De stedenbouwkundige configuratie en samenhang van de gevels primeert boven de individuele decoratieve uitwerking van de monumentaliserende en verticaliserende gevelordonnanties:
Nummer 5, gebouwd in 1929 als hoekwoning in halfopen bebouwing sluit de rij chronologisch en compositorisch. De puntgevel met zadeldak haaks op de straat gaat via een massieve samengestelde bakstenen zuil met vlaggenmast over in een twee bouwlagen hoge zijgevel onder een pannen mansardedak met houten kroonlijst. De straatgevel met een gesloten driehoekige erker op gestileerde betonnen consoles wordt verder verlevendigd door uit het gevelvlak springende baksteenlagen en een sculpturaal element in de top. Centraal bevat de uitgewerkte zijgevel een gesloten drieledige nis in decoratief baksteenmetselwerk. Naast het massieve houten schrijnwerk van de lage inkomdeur, versierd met een sober geometrisch patroon rond een kijkluikje, bleef de oorspronkelijke horizontale geleding van de vensters slechts bewaard in het vlakke bovenlicht van de erkeruitbouw.
Nummer 7, opgetrokken in 1928, krijgt een sterk verticaliserend karakter door verdiepte dubbelhoge venstertraveeën, aangezet op twee kleine driehoekige balkons met smeedwerk balustrade, en beëindigd door een baldakijnvormige bekroning uitgewerkt in verspringend metselwerk onder een houten kroonlijst met afgesneden hoeken. Verder hogen decoratieve metselwerkverbanden als rollagen en trapsgewijs verheven bakstenen en panelen in similibepleistering de gevel. Bij een recentere verbouwing tot studentenkamers werd het schrijnwerk vernieuwd.

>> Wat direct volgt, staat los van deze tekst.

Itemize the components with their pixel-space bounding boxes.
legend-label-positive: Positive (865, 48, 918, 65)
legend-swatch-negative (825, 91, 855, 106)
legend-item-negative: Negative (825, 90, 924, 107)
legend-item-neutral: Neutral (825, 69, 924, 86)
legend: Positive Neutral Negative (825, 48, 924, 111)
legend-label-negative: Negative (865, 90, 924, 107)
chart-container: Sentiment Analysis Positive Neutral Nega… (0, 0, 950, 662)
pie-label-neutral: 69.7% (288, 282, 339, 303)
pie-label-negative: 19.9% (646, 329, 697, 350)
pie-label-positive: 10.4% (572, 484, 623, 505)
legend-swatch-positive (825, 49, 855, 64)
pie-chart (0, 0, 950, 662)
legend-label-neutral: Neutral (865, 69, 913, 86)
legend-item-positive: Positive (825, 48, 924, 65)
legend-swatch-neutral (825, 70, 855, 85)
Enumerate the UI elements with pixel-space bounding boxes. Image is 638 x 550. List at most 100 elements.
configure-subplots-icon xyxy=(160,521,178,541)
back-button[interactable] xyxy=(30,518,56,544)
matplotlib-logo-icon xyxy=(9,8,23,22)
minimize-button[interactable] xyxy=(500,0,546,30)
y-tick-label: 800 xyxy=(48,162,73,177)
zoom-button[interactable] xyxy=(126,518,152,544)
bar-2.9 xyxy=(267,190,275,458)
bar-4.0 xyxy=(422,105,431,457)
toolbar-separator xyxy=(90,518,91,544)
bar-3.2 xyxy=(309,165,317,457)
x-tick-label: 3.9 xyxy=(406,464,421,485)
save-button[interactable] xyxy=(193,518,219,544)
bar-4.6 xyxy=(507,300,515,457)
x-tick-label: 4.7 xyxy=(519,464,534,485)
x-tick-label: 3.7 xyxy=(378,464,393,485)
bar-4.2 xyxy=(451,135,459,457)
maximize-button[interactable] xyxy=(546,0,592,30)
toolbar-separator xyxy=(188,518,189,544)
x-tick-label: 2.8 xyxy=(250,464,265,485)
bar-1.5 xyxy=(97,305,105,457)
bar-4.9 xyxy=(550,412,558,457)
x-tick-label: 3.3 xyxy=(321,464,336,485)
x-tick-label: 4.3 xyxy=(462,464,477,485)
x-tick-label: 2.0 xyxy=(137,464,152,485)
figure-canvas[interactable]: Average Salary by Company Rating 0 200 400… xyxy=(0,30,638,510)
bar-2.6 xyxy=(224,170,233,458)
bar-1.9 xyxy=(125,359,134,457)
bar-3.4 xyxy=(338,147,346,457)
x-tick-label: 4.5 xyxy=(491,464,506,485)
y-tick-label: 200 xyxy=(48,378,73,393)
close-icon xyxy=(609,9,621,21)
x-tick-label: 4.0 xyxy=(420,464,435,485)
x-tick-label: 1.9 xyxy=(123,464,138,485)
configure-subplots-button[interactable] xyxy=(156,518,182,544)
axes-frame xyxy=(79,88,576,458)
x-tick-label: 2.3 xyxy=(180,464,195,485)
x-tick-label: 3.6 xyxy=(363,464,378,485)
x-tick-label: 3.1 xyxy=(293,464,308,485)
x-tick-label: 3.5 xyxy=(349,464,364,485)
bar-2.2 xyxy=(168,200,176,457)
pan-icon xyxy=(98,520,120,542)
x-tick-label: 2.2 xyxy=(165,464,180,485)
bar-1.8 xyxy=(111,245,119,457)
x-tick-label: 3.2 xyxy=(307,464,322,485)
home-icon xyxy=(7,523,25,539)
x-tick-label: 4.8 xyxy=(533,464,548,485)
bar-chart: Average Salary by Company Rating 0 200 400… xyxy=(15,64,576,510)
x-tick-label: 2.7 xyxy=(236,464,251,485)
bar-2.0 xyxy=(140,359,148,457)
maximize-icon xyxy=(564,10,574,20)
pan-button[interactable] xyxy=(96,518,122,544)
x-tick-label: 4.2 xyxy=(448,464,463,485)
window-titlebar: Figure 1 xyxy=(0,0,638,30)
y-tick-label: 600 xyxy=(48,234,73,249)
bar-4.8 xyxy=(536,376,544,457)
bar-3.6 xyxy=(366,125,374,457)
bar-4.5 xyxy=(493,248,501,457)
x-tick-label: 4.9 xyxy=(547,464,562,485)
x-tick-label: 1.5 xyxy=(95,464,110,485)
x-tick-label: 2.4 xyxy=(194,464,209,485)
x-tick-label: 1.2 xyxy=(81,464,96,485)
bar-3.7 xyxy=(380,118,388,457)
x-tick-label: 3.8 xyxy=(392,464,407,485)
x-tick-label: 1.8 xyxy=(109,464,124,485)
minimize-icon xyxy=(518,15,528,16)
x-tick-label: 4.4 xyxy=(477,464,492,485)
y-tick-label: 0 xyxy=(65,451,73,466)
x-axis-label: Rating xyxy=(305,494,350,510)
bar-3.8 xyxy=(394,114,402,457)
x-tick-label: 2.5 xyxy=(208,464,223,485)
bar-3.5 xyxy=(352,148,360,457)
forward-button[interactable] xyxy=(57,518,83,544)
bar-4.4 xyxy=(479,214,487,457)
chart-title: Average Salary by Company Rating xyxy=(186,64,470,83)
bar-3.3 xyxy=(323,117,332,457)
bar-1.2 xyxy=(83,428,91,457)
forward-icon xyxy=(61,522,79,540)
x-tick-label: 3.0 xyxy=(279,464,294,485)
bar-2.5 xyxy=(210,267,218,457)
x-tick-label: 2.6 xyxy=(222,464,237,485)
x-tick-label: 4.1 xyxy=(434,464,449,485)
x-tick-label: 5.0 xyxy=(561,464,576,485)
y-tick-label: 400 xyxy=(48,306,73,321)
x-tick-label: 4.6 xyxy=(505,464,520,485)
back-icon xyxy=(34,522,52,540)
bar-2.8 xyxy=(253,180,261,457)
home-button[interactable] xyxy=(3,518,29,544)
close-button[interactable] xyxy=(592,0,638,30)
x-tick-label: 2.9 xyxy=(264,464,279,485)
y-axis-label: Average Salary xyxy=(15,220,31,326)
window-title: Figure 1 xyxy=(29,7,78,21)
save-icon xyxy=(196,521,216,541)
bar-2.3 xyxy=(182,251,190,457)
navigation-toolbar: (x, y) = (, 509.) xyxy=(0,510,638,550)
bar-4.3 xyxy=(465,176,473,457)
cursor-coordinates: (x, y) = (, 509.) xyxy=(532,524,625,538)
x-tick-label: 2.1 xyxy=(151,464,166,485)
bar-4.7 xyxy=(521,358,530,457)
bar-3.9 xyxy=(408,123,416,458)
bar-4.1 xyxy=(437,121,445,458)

Nummer 9, uit 1927, heeft op de begane grond een nog originele winkelpui met driezijdig uitstalraam en een ver terugspringende inkomdeur (schrijnwerk met doorlopende fries met bloemmotief), onder een bakstenen latei op twee betonnen kraagstenen. Centraal draagt een console een gevelbrede gesloten erkeruitbouw met driehoekig grondplan, met erboven een centraal balkon met smeedwerk balustrade met aan weerszijden smalle verdiepte vensterstroken. De hele gevelopstand zit gevat tussen twee gelede bakstenen pilasters met deksteen die boven de originele kroonlijst uittorenen en wordt horizontaal opgedeeld door similistroken ter hoogte van de vensterdorpels.
Nummer 11, eveneens opgetrokken in 1927, dankt een strakke gevelritmering aan de drie gevelhoge verdiepte venstertraveeën gevat tussen pilasters met doorlopende verticale geleding. De rechthoekige deur- en vensteropeningen gevuld met schrijnwerk met een roedeverdeling in de bovenlichten, alsook de keldergaten in de hardstenen plint afgewerkt met smeedwerk en de drie kleine driehoekige balkons met smeedwerk balustrades op de verdieping, bevinden zich allen in diezelfde lijn. De muurpanelen tussen de openingen zijn versierd met rollagen en verheven bakstenen.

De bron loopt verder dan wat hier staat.